Singapore office rents post sixth consecutive quarter of growth - Market well-positioned for steady and sustainable growth

Singapore’s office leasing market is tracking expectations with rents climbing for the sixth consecutive quarter in 3Q18, JLL’s research show.

Specifically, the gross effective rents of Grade A office space in the CBD edged up 2.3 per cent quarter-on-quarter (q-o-q) in 3Q18 to average SGD 9.93 per sq ft per month.

Occupier demand has been firm, coming from a wide spectrum of industries, although co-working operators remained the single most active space seekers given their expansion spree as they race to gain market share.

On the other hand, good quality office space in the CBD is limited as most new builds are enjoying near full occupancy or commitment rates, while space vacated or to be vacated by relocating tenants has mostly secured replacements. This has continued to put upward pressure on rents.

Singapore’s CBD Grade A office rent is well-positioned for sustainable steady growth in the near and mid-term. The demand and supply dynamics of Grade A office space in the CBD is supportive of continued rent growth, but the availability of good grade office space outside the CBD during this period should keep growth in check and sustainable.

Over the next four years (2019-2022), the CBD will see an average annual new supply of 0.8 million sq ft, slightly under the ten-year historical average net take-up of 0.9 million sq ft. The potential withdrawal of ageing assets for redevelopment will further tip the balance in favour of demand, and support rents.

A government land sales programme that places greater emphasis on office land supply outside the CBD will complement today’s demand and supply dynamics to bring about steady and sustainable CBD office rent growth, encourage a market-led urban rejuvenation and drive decentralization.

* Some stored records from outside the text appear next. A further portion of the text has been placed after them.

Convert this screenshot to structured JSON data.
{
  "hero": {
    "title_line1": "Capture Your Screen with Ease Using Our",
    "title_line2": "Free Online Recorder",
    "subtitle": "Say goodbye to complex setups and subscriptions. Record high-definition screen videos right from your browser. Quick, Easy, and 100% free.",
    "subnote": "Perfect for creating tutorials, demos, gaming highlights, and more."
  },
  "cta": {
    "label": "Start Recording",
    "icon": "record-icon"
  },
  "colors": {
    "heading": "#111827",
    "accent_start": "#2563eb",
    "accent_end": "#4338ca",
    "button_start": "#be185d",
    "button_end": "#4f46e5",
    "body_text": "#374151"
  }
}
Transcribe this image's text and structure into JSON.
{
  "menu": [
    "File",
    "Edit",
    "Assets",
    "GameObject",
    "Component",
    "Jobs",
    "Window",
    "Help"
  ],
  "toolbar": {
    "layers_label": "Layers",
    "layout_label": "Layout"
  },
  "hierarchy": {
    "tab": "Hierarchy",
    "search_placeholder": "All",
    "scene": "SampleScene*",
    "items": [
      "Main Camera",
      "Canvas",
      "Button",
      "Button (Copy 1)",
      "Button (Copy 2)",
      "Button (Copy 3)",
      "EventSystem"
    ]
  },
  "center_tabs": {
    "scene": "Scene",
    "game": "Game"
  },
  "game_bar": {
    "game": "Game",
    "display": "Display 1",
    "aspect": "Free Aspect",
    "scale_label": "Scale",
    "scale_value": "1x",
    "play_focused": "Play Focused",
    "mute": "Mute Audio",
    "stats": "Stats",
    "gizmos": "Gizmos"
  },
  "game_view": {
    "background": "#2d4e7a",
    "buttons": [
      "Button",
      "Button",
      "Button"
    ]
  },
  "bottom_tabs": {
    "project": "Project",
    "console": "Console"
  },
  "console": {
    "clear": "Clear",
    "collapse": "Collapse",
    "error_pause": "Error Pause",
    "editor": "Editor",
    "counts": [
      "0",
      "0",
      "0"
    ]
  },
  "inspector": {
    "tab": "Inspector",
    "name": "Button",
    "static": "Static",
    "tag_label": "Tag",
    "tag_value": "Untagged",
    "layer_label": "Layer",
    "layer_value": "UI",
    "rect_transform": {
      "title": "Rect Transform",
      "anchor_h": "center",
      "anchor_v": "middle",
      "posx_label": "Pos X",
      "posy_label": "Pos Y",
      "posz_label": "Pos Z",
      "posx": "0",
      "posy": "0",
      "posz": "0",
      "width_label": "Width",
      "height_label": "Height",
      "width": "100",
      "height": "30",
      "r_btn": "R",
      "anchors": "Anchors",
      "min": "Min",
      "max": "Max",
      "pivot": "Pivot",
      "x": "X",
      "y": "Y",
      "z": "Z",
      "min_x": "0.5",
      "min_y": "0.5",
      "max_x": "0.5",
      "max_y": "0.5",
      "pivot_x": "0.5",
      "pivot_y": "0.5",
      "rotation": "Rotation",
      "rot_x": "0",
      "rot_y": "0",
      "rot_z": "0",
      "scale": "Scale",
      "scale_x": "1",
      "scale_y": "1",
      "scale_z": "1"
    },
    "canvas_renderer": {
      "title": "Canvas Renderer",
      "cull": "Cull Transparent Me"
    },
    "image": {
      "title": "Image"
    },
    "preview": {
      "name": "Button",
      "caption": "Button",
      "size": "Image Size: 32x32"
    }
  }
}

Source: https://www.jll.com.sg/en/newsroom/singapore-office-rents-post-sixth-consecutive-quarter-of-growth


Investors can invest into Capitaland Commercial Trust to benefit from Grade A office demand.

Their assets include:
1. Capital Tower, a Grade A office tower
2. Asia Square Tower 2, a Grade A office tower
3. Six Battery Road, a Grade A office tower
4. One George Street (50% interest), a Grade A office tower
5. CapitaGreen, a Grade A office tower

Capitaland Commercial Trust pays dividend yield of 5%.